There had been a time when Lucy had hoped for the things all young ladies desire. She had been the sort of girl—which is to say a very ordinary sort of girl of the middle ranks, though perhaps more that sort of girl than most—who took it upon faith that she was destined for a great and adventurous love. She had two older sisters, and surely at least one of them would marry with the family’s security in mind. Their practical unions would free Lucy to follow her heart, and she had longed to do just that.
Lucy no longer believed herself destined for anything in particular. Her life had come to feel alien, as though her soul itself were not hers, but a copy so clever in its construction that it very nearly deceived her own body. She had been thrust into a strange existence, and her real life had been lost in the misty past, like a favorite childhood toy whose features she could not recall even while her longing for it remained painful and vivid.

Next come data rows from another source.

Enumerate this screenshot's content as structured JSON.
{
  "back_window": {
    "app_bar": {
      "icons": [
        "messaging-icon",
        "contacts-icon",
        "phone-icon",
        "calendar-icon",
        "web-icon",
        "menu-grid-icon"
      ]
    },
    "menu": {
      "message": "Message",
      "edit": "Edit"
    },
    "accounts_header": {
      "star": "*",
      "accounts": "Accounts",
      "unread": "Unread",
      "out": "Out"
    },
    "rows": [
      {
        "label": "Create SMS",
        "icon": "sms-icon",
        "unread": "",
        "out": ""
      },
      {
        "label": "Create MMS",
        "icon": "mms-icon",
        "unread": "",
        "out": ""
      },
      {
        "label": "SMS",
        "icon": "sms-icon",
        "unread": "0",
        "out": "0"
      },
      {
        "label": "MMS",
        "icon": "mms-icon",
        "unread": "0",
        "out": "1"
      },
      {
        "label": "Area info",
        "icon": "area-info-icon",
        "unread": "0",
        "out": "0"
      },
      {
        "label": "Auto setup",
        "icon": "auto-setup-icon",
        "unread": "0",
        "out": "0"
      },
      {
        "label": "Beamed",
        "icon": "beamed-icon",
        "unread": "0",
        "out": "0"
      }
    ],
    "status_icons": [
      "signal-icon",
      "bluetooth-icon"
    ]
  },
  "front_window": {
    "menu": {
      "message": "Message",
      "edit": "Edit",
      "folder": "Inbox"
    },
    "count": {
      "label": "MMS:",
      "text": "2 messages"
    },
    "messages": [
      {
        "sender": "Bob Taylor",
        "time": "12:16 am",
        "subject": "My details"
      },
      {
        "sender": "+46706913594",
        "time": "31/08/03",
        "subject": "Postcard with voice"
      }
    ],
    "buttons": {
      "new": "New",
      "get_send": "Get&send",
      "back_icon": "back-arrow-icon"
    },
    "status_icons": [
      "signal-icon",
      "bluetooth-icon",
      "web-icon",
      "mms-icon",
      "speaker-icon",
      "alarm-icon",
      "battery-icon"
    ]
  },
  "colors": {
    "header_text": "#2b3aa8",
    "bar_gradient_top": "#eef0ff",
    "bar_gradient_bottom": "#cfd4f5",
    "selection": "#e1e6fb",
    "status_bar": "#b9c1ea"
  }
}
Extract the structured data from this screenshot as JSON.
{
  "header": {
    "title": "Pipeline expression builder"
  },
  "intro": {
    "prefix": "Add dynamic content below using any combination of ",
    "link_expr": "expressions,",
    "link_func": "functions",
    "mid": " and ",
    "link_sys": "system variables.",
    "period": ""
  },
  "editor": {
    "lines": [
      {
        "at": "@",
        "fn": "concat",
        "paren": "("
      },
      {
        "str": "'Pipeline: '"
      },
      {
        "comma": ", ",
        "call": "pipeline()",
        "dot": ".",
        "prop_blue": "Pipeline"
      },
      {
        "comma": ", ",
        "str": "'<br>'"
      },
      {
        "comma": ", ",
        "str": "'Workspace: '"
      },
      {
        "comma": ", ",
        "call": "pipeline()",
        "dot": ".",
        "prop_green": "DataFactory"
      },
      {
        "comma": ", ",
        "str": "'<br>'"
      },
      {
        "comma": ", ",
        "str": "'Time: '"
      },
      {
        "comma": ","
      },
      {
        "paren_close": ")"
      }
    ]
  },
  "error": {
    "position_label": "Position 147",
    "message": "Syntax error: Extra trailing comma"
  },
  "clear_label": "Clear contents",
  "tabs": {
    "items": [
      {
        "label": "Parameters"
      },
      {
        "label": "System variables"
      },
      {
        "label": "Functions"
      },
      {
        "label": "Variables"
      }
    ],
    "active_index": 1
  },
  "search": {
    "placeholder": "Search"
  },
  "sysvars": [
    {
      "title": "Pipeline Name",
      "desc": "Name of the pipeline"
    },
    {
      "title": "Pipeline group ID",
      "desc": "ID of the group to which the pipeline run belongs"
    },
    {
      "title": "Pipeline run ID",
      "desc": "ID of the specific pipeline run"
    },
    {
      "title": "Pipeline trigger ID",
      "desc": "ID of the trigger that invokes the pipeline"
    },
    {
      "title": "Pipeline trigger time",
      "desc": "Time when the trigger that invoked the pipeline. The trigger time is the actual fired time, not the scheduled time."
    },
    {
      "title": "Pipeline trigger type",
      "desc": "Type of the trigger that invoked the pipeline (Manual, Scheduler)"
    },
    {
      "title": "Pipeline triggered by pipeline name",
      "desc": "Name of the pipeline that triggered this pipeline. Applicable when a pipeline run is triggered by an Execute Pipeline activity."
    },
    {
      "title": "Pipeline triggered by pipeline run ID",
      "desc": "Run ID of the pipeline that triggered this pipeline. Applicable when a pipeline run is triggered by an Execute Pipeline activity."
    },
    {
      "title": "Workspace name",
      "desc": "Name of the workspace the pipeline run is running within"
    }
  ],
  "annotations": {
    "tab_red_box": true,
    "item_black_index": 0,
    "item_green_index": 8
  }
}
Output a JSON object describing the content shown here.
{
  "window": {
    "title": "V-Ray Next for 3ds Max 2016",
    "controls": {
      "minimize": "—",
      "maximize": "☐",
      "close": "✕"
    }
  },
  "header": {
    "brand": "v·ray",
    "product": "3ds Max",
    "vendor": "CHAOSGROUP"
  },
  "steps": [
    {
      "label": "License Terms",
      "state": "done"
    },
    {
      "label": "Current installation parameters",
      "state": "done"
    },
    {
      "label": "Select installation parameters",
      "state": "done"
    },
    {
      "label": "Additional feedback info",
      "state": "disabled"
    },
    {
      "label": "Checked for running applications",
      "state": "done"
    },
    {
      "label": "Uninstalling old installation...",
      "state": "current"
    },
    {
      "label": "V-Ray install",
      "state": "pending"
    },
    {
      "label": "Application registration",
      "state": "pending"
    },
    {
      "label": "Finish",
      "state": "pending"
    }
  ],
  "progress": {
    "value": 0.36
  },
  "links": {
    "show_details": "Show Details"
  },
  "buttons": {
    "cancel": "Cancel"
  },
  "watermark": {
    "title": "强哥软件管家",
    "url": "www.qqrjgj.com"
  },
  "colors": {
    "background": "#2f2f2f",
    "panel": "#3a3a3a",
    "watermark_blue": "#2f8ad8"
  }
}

* * *In preparation for Mr. Olson’s arrival, Lucy thought it advisable to make herself as presentable as her limited circumstances would permit, so she had no choice but to depend upon her uncle’s serving woman for aid. Mrs. Quince was near forty, and once handsome herself, but was now faded in both beauty and color. In the three years since Lucy had traveled the near two hundred miles from Kent to Nottingham, she’d seen Mrs. Quince’s hair turn from bright orange to the dull russet of an overripe peach. Her complexion, previously creamy in its pallor, had turned the befreckled sallow of old linen. Lucy did not take actual pleasure in watching the woman’s last charms vanish, but she did experience a sort of grim satisfaction. The only advantage she had over Mrs. Quince, over anyone, was her youth.
Lucy owned little enough that was presentable, and what she had was purchased of her small annuity, resentfully provided by her sister’s husband.